Research Overview

"The progress of science requires the growth of understanding in both directions, downward from the whole to the parts and upward from the parts to the whole."

Freeman Dyson, The Scientist as Rebel


Naturally occurring catalysis for bond formation (via enzymes) is highly proficient (fast rate coupled to high enantio-selectivity), environmentally benign, self-regenerative, and exquisitely regulated. No designed catalytic systems can claim all of these four hallmarks of “ideal” catalysis. We currently address the proficiency issue by pioneering trifunctional organocatalysis in model proton-transfer reactions (PTRs), in which mild catalytic motifs cooperative, on a chiral backbone, for asymmetric carbon-carbon bond formation that is fundamental in both designed and living systems.


Enzymes are major drug targets, and their conformational flexibility is essential for finding isozyme-specific drug leads. Protein flexibility however is difficult to predict thus presenting considerable challenges for rational drug discovery. We currently use natural products as leads for generating new conformation-based diversity around existing functional epitopes to target new protein conformations for drug discovery by a combined experimental and computational approach that guides the iterative design/discovery cycle. 

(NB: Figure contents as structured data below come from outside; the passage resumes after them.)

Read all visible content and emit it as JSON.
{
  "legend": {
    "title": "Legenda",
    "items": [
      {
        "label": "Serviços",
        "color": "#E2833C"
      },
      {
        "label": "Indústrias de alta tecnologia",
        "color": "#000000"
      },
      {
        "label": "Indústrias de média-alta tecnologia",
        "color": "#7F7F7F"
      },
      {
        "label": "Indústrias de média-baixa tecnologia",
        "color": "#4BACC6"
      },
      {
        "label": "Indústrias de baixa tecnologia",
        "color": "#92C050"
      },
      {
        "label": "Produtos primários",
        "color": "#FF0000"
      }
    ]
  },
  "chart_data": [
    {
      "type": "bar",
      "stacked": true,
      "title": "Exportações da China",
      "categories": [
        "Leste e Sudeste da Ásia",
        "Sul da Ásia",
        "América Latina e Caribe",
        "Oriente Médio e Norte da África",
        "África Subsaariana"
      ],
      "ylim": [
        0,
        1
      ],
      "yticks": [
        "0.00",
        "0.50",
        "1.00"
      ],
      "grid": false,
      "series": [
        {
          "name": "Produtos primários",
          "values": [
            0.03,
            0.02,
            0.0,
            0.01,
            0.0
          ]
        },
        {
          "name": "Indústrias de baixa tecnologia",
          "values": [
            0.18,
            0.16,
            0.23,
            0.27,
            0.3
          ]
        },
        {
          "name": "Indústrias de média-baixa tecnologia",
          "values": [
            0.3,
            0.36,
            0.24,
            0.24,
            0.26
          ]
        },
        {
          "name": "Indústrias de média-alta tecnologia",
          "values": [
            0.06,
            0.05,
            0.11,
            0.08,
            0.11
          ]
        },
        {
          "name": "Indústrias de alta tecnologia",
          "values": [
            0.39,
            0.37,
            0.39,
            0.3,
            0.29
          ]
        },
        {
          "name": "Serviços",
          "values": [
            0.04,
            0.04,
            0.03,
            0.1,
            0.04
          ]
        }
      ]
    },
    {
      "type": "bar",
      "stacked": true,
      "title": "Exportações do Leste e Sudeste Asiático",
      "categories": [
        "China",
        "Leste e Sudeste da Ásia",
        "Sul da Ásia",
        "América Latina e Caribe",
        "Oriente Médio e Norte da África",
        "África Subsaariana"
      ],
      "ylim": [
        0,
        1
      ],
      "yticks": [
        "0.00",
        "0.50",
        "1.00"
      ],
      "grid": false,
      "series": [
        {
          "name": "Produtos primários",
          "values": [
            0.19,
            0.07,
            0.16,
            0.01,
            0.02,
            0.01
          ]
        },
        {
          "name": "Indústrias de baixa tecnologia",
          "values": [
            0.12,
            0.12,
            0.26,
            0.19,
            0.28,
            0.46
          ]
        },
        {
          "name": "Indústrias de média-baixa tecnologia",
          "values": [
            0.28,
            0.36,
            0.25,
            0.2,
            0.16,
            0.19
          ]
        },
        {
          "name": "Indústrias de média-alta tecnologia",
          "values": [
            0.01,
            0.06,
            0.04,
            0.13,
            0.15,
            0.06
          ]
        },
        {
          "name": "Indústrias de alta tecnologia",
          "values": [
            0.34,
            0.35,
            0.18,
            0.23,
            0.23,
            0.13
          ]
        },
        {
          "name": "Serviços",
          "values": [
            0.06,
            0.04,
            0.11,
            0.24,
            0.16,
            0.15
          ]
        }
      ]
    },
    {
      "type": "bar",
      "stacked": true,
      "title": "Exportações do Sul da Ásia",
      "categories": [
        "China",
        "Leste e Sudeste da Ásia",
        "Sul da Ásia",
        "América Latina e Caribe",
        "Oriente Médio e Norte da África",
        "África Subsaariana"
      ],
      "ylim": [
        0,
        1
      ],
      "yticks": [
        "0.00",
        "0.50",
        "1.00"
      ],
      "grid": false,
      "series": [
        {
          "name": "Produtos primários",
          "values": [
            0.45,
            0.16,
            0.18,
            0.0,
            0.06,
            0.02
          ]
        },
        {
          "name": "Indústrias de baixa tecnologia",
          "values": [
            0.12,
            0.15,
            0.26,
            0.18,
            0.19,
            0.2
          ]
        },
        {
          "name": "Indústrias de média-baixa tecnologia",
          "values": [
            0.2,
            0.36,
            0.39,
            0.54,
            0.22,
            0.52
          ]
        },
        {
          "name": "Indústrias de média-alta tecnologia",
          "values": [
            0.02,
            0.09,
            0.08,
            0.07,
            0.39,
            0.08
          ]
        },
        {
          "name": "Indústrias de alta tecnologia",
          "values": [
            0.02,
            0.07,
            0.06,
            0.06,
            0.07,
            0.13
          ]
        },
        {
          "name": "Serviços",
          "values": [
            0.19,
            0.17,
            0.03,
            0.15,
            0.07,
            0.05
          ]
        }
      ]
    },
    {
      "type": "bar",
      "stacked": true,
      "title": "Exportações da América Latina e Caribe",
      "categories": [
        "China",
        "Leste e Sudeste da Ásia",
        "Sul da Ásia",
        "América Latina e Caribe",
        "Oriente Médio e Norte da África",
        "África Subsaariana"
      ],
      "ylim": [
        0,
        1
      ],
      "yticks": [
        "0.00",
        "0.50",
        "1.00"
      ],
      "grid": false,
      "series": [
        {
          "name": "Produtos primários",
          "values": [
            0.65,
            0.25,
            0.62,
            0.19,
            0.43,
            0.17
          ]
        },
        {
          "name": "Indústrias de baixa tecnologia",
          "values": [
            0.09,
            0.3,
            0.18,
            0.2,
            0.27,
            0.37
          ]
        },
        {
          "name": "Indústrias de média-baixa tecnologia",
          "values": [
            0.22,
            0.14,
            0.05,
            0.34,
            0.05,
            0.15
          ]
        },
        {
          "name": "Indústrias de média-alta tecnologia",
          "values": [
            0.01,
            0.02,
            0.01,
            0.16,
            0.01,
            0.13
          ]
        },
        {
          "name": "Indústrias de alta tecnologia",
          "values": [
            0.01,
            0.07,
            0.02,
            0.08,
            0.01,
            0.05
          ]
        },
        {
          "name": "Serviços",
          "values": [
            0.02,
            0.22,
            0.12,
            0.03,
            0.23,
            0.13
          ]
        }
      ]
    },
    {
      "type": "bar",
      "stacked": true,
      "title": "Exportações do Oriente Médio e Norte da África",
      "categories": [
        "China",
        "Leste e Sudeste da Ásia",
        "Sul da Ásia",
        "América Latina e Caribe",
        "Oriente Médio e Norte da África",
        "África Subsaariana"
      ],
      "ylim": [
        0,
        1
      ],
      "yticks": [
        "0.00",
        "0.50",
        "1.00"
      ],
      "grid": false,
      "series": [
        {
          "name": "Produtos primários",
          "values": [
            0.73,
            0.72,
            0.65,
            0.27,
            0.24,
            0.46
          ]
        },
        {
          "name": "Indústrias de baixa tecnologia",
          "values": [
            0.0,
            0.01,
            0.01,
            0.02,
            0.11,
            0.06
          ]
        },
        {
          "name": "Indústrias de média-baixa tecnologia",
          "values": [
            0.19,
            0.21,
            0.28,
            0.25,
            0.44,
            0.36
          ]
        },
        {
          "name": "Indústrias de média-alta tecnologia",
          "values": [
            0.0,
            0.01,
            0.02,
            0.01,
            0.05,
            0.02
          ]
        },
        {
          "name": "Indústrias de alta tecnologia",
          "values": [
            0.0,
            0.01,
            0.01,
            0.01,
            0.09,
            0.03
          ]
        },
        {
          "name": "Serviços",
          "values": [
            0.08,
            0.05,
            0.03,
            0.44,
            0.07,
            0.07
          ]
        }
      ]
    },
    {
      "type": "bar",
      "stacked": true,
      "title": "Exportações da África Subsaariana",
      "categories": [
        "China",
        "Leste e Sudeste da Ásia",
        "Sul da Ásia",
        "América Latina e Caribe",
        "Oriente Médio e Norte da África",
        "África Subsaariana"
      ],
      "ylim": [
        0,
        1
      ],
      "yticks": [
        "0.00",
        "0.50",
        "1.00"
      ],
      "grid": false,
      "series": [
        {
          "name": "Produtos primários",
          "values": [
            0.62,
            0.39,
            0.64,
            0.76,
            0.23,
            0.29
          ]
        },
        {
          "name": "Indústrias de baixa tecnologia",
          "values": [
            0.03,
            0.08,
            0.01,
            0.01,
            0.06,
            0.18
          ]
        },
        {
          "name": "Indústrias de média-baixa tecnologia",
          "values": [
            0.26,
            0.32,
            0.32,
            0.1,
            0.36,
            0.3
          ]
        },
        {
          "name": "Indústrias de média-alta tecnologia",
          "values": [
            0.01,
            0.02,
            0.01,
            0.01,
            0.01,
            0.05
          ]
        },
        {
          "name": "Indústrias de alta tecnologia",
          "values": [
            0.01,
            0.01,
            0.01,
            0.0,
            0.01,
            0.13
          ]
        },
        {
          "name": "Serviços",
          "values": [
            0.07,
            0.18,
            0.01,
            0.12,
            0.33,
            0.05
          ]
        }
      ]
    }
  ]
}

Cells in multicellular organisms form communication networks in order to maintain tissue integrity and stability. One key question is how individual cells present compatible surface protein codes to help coordinate correctly differentiated states. We use chemical tools to capture surface proteins for proteomics analysis, followed by validation in human cell models. Understanding cell identity control by characterising signalling networks will enable development in cell reprogramming for tissue regeneration or repair.